Virtual world in a browser window
On Tuesday, a small company called Katalabs announced a web-based virtual world that can be accessed from a browser. This is exciting to me because virtual worlds have major potential to be used as teaching tools, but right now there are way too many barriers. One of those obstacles is that you typically need to install a viewer or plugin to access a virtual world. It would make a huge difference if you could simply enter through your normal browser.
The Kataspace demo is a proof-of-concept website based on Katalabs’ open source Sirikata platform, which lets you use HTML5 to develop games and virtual worlds.
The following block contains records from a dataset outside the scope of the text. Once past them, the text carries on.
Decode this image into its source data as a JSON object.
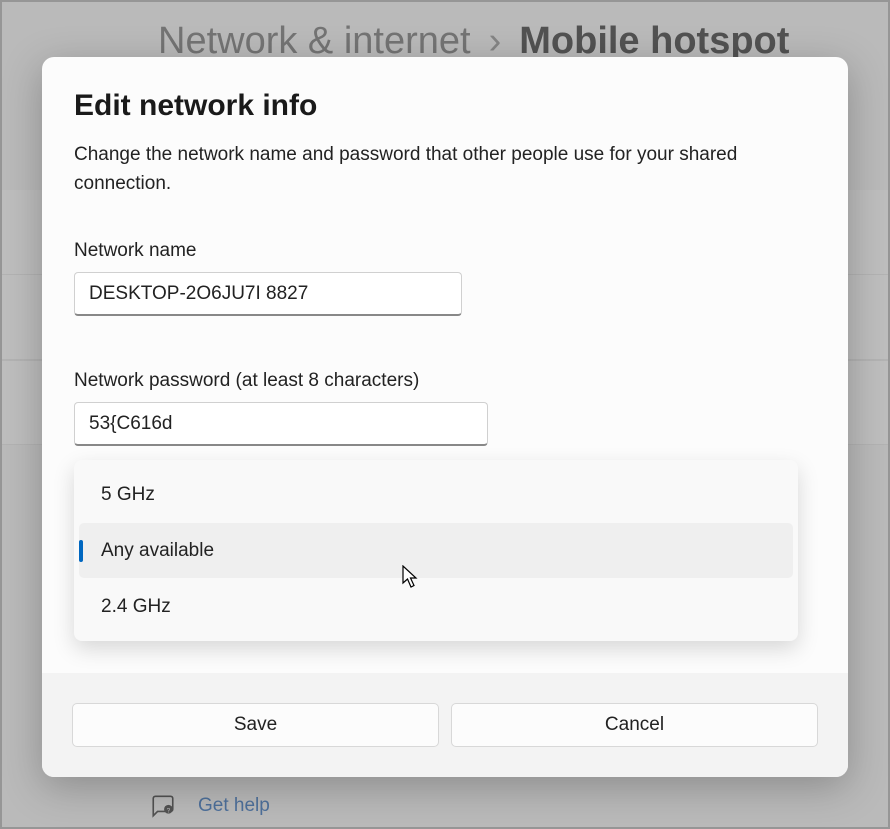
{
  "breadcrumb": {
    "parent": "Network & internet",
    "separator": "›",
    "current": "Mobile hotspot"
  },
  "dialog": {
    "title": "Edit network info",
    "description": "Change the network name and password that other people use for your shared connection.",
    "name_label": "Network name",
    "name_value": "DESKTOP-2O6JU7I 8827",
    "password_label": "Network password (at least 8 characters)",
    "password_value": "53{C616d",
    "options": [
      {
        "label": "5 GHz",
        "selected": false
      },
      {
        "label": "Any available",
        "selected": true
      },
      {
        "label": "2.4 GHz",
        "selected": false
      }
    ],
    "save_label": "Save",
    "cancel_label": "Cancel"
  },
  "help": {
    "link_text": "Get help"
  }
}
Paul Ryan has a thorough writeup at Ars Technica – Kataspace: browser-based virtual worlds built with WebGL and HTML5 (tip o’ the hat to Chaz Barbour for this referral).
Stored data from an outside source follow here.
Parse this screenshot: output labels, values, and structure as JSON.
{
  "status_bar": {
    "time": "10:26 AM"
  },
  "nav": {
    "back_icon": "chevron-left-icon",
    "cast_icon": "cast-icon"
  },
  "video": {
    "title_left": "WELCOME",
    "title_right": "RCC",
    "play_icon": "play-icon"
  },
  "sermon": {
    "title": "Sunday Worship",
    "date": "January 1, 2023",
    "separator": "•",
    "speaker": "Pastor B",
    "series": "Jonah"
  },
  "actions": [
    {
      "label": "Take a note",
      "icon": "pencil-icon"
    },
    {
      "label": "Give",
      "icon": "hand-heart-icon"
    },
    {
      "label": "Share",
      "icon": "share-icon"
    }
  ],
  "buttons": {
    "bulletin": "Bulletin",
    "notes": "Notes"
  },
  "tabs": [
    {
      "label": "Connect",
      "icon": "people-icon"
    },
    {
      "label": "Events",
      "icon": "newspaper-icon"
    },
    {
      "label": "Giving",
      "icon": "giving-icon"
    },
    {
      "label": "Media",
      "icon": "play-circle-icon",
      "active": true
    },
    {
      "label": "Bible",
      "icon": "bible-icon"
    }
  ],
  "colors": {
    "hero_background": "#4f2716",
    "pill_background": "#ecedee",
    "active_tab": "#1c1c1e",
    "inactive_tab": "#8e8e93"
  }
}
At the demo site you choose between two avatars, then log in and walk around, sit, or chat in a text window. KataSpace only runs on a couple of browsers, including Firefox 4 Beta, but it is cross-platform. While logged I saw Mac, Windows, and Unix users. One downside is that it hogs the CPU; on my Mac it was using over 95% of the processing power. Here’s a brief screencast I made:
To my knowledge, all of the other virtual world platforms require you to install viewer software. For a while there was an Ajax-based client for Second Life, but it is no longer available. In spite of the initial limitations, this may signal the beginning of an important new phase in the development of virtual worlds – and based on a quick bit of research, it looks the Sirikata platform is capable of much more than what has been implemented in Kataspace.